How did the Oort cloud form? A new simulation reveals its origins

The Oort Cloud, the most distant region of our solar system, was discovered by Jan Hendrik Oort. It is a giant structure composed of billions (if not trillions) of relatively small icy and rocky objects, and unlike the rest of our solar system (which is flat like a disc), it is believed that the Oort Cloud is spherical. 

Now, astronomers from the Leiden Observatory produced the first simulation to display the formation and early evolution of the cloud.

The theories that tried to describe the Oort cloud evolution are scattered and hard to reconcile. Some focus more on the formation, others are more concerned with the relation with the Sun’s position within our galaxy. The Leiden team connected different parts of those theories and simulated the development of the cloud over one billion years.

To get to the origins of the Oort cloud, we need to get to the origins of our solar system. The solar system started in a messy dusty fog suspended around the Sun. The planets and everything in the solar system formed by coagulating everything gravitationally around 4.5 billion years ago. That is an important part of the story, because if formed too early or too late, the Oort cloud couldn’t be formed. The best scenario is the one in which the Sun escapes its star cluster just in the best moment to avoid losing too many objects, thus allowing the formation of the Oort cloud.

Other crucial events needed to take place to enable the formation of the structure. Multiple encounters with passing stars and Milky Way tidal gravitational effects all played a role, helping the Oort cloud take shape some 100 million years after the Sun had escaped its star cluster.

These processes can party be seen in the below animation. In the animation, the Sun is orbiting the galactic center, passing near a sea of asteroids which are ejected by hypothetical planets from other systems, resulting in the Oort cloud. 
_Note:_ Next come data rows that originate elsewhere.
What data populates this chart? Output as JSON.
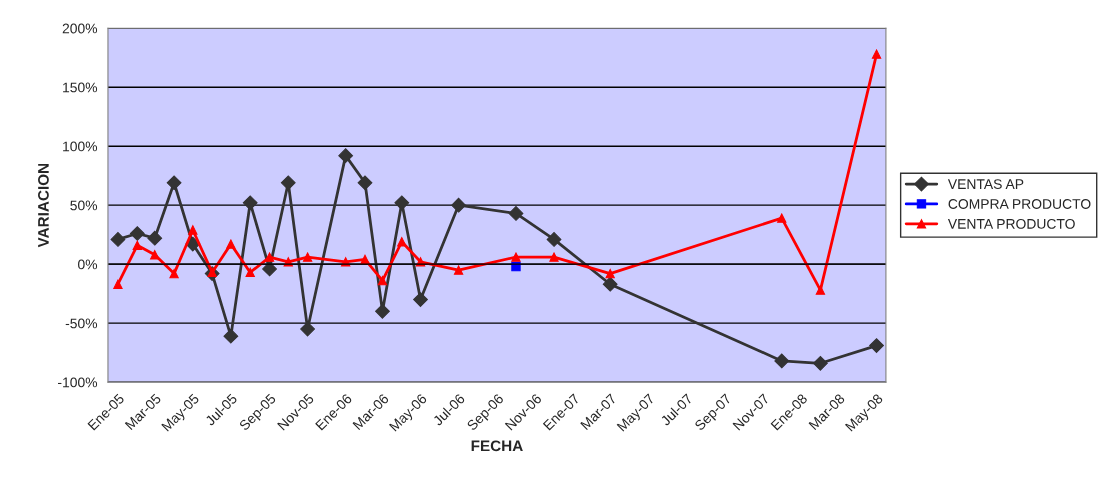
{
  "chart_data": {
    "type": "line",
    "xlabel": "FECHA",
    "ylabel": "VARIACION",
    "xlim": [
      "2004-12-16",
      "2008-05-16"
    ],
    "xticks": [
      {
        "value": "2005-01",
        "label": "Ene-05"
      },
      {
        "value": "2005-03",
        "label": "Mar-05"
      },
      {
        "value": "2005-05",
        "label": "May-05"
      },
      {
        "value": "2005-07",
        "label": "Jul-05"
      },
      {
        "value": "2005-09",
        "label": "Sep-05"
      },
      {
        "value": "2005-11",
        "label": "Nov-05"
      },
      {
        "value": "2006-01",
        "label": "Ene-06"
      },
      {
        "value": "2006-03",
        "label": "Mar-06"
      },
      {
        "value": "2006-05",
        "label": "May-06"
      },
      {
        "value": "2006-07",
        "label": "Jul-06"
      },
      {
        "value": "2006-09",
        "label": "Sep-06"
      },
      {
        "value": "2006-11",
        "label": "Nov-06"
      },
      {
        "value": "2007-01",
        "label": "Ene-07"
      },
      {
        "value": "2007-03",
        "label": "Mar-07"
      },
      {
        "value": "2007-05",
        "label": "May-07"
      },
      {
        "value": "2007-07",
        "label": "Jul-07"
      },
      {
        "value": "2007-09",
        "label": "Sep-07"
      },
      {
        "value": "2007-11",
        "label": "Nov-07"
      },
      {
        "value": "2008-01",
        "label": "Ene-08"
      },
      {
        "value": "2008-03",
        "label": "Mar-08"
      },
      {
        "value": "2008-05",
        "label": "May-08"
      }
    ],
    "ylim": [
      -100,
      200
    ],
    "yticks": [
      {
        "value": -100,
        "label": "-100%"
      },
      {
        "value": -50,
        "label": "-50%"
      },
      {
        "value": 0,
        "label": "0%"
      },
      {
        "value": 50,
        "label": "50%"
      },
      {
        "value": 100,
        "label": "100%"
      },
      {
        "value": 150,
        "label": "150%"
      },
      {
        "value": 200,
        "label": "200%"
      }
    ],
    "grid": "y",
    "legend": "right",
    "series": [
      {
        "name": "VENTAS AP",
        "color": "#333333",
        "marker": "diamond",
        "x": [
          "2005-01",
          "2005-02",
          "2005-03",
          "2005-04",
          "2005-05",
          "2005-06",
          "2005-07",
          "2005-08",
          "2005-09",
          "2005-10",
          "2005-11",
          "2006-01",
          "2006-02",
          "2006-03",
          "2006-04",
          "2006-05",
          "2006-07",
          "2006-10",
          "2006-12",
          "2007-03",
          "2007-12",
          "2008-02",
          "2008-05"
        ],
        "values": [
          21,
          26,
          22,
          69,
          17,
          -8,
          -61,
          52,
          -4,
          69,
          -55,
          92,
          69,
          -40,
          52,
          -30,
          50,
          43,
          21,
          -17,
          -82,
          -84,
          -69
        ]
      },
      {
        "name": "COMPRA PRODUCTO",
        "color": "#0000ff",
        "marker": "square",
        "x": [
          "2006-10"
        ],
        "values": [
          -2
        ]
      },
      {
        "name": "VENTA PRODUCTO",
        "color": "#ff0000",
        "marker": "triangle",
        "x": [
          "2005-01",
          "2005-02",
          "2005-03",
          "2005-04",
          "2005-05",
          "2005-06",
          "2005-07",
          "2005-08",
          "2005-09",
          "2005-10",
          "2005-11",
          "2006-01",
          "2006-02",
          "2006-03",
          "2006-04",
          "2006-05",
          "2006-07",
          "2006-10",
          "2006-12",
          "2007-03",
          "2007-12",
          "2008-02",
          "2008-05"
        ],
        "values": [
          -17,
          16,
          8,
          -8,
          29,
          -7,
          17,
          -7,
          6,
          2,
          6,
          2,
          4,
          -14,
          19,
          2,
          -5,
          6,
          6,
          -8,
          39,
          -22,
          178
        ]
      }
    ]
  }
}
The opposite process can also happen though — too many interactions with other systems and the galaxy can cause the loss of many objects, which would then end up in interstellar space. That’s also the possible origin of the free-floating Oumuamua that caused quite a lot of stir as it passed by our solar system.

Asteroids from the conveyor belt can also pass through the orbit of the giant planets, Jupiter, Saturn, Uranus, Neptune. These objects are placed in an irregular orbit and they can have a periodic relationship with Jupiter and Saturn, called orbital resonance. The resonance creates a chaotic environment for them, and some are kicked to a different orbit. 

However, the gas giants could not have contributed much to the formation of the Oort cloud. The study has shown that their ejection timescale is much too short to contribute significantly.

Another important takeaway from the study is the simulation of a single asteroid life. The scientists depicted the evolution of an asteroid that had a resonance interaction with Jupiter. Due to this resonance, its orbit is successively altered for 2 million years. You can see the timescale increasing significantly and also the shocking increase of distance from Neptune’s orbit (in red).

In the end, asteroids from the conveyor belt by the giants alongside complex interactions with tidal forces from our galaxy helped form the Oort cloud. The same phenomenon caused the reentry of 0.2 to 0.6 objects a year. Moreover, the Sun’s orbit near a sea of Oort cloud from neighbouring stars may have caused the kidnapping of many objects, such as Sedna.  

The original study can be found in the preprint for Astronomy & Astrophysics. Concerned about environmental impacts, the authors added the energy consumption to produce such a long simulation: “This results in about 2MWh of electricity, consumed by the Dutch National supercomputer.”